For the most part it makes no difference in performance.

--
Craig Wollman
Lingo Specialist
Word of Mouth Productions
212-928-9581

www.wordofmouthpros.com
"openspark" <webforumsuser@macromedia.com> wrote in message
news:erb7ls\$rdg\$1@forums.macromedia.com...
> on GetWidthFromHeight(aHeight, aRatio) --------------------------------
> -- INPUT: <aHeight> should be an integer or floating point number
> -- <aRatio> may be #_4_3 or #_16_9, or a floating point number
> -- OUTPUT: Returns the width associated with the given height, as a
> -- floating point number
> ---------------------------------------------------------------------
>
> case ilk(aHeight) of
> #float, #integer:
> -- Continue
>
> otherwise:
> return #numberExpected
> end case
>
> case aRatio of
> #_4_3:
> aRatio = 4.0 / 3.0
>
> #_16_9:
> aRatio = 16.0 / 9.0
>
> otherwise:
> case ilk(aRatio) of
> #float, #integer:
> -- Continue
>
> otherwise:
> return #ratioExpected
> end case
> end case
>
> return aHeight * aRatio
> end GetWidthFromHeight
>

• ###### 3. Re: 4:3 and 16:9 aspect ratio
Your formula gave me and idea that seems to be working.
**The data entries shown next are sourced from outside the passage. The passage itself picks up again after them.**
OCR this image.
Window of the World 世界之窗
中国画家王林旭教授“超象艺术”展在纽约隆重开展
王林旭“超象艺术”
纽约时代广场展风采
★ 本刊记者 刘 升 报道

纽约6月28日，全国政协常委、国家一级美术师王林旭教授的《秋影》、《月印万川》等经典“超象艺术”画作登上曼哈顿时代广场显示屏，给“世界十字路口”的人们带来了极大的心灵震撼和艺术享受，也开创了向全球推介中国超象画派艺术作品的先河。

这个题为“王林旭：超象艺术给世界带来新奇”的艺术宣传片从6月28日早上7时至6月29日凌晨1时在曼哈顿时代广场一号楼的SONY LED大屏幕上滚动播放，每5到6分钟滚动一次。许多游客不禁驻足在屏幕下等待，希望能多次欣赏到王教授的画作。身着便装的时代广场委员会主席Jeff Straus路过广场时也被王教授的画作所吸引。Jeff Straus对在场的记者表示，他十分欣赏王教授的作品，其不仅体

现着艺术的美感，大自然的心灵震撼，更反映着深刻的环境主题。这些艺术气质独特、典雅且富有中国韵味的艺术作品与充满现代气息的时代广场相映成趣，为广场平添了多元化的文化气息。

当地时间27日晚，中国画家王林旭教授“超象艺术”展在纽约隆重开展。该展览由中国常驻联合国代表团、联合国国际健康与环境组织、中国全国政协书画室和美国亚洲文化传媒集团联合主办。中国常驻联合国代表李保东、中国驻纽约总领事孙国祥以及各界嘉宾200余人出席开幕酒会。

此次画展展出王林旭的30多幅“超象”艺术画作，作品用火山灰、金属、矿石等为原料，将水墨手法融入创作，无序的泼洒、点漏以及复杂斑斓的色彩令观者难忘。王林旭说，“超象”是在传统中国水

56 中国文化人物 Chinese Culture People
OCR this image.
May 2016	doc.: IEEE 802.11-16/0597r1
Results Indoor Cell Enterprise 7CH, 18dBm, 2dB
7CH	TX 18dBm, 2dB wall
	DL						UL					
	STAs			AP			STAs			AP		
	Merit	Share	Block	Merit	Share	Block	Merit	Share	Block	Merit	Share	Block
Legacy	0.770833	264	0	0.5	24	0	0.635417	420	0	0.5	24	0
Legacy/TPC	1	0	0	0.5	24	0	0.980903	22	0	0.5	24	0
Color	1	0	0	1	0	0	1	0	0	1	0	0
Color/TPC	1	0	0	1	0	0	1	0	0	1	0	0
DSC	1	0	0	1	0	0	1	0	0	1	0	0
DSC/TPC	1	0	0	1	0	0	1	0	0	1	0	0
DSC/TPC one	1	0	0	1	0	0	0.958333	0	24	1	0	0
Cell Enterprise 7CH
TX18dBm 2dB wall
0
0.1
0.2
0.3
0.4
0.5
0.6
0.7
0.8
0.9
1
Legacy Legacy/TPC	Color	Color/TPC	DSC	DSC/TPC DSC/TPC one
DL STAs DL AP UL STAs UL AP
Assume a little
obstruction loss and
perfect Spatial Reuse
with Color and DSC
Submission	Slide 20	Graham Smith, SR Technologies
To reiterate we have a 576/409 image.
- for height: (width*480)/720
- for width: (height*720)/480

Both yield the desired results; was close in my
original assumption, and am puzzled as to why I never thought of this before!

Now it's just determining which side to use as a reference: longer or shorter.
Maybe some type of percentage calculation.

hmm..